Middle Eastern Studies, the Center for Curatorial Studies, the L&L Division, and the Human Rights Project Presents
Tuesday, September 23, 2025
Reckoning with Ghosts: The Iran-Iraq War in Persian and Arabic Fiction Today
CCS Classroom
5:30 pm – 7:00 pm EDT/GMT-4
5:30 pm – 7:00 pm EDT/GMT-4
Although sometimes called “a forgotten war” by pundits, the Iran-Iraq War (1980-1988) was the longest two-state war of the 20th century. Since 1980, for a variety of reasons, writers, filmmakers, and visual artists from both countries have taken it up in their works.
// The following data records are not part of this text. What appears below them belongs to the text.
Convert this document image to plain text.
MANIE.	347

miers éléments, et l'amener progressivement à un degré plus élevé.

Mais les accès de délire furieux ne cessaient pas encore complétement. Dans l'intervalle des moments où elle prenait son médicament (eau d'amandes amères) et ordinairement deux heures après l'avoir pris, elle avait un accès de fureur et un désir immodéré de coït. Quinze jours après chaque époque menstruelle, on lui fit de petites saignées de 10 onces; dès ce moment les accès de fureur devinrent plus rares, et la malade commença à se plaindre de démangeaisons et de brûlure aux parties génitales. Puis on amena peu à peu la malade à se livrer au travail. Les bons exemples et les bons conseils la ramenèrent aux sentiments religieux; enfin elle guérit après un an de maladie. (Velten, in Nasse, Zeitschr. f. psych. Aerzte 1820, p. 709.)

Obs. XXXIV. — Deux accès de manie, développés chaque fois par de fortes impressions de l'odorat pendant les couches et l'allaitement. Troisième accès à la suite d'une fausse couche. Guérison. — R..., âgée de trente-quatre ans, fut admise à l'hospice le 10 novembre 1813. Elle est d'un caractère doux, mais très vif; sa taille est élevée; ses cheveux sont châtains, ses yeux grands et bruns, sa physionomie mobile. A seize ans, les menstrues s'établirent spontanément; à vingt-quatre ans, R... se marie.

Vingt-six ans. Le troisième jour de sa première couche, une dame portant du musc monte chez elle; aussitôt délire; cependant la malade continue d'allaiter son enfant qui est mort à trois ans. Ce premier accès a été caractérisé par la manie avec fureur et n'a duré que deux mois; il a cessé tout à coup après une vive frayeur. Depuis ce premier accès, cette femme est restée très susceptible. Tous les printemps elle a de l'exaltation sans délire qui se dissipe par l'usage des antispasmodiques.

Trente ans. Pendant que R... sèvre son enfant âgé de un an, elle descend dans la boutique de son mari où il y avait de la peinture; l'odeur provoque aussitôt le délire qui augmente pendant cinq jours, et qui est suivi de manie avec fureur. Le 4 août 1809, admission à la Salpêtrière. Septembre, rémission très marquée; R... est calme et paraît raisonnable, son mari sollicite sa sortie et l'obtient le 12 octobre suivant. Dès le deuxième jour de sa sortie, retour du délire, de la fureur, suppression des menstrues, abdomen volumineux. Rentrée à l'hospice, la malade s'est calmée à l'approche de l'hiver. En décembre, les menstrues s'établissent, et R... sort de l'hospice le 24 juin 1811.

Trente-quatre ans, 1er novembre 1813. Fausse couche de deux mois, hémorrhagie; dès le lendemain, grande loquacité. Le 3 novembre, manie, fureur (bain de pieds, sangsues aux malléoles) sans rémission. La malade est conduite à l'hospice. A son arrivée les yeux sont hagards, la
This talk explains why, three and half decades after its conclusion, this war remains a major topic for writers of Persian and Arabic fiction, and how Iranian and Iraqi writers have transformed the literatures of this war from authoritarian propaganda into literatures of mourning and resistance, connecting the war's afterlives to some of the most salient social and political challenges the two countries face today.
This event is co-sponsored by the Center for Curatorial Studies, Literature program, and the Human Rights Project. It is organized in conjunction with All Manner of Experiments: Legacies of the Baghdad Modern Art Group at the Hessel Museum.
Amir Moosavi is an assistant professor in the Department of English at Rutgers University-Newark. He researches and teaches about modern Persian and Arabic literatures and the cultural histories of the modern Middle East, with a focus on Iran, Iraq and the Levant. His book Dust That Never Settles: Literary Afterlives of the Iran-Iraq War considers how Iraqi and Iranian writers have wrestled with representing the Iran-Iraq War and its legacy, from wartime to the present.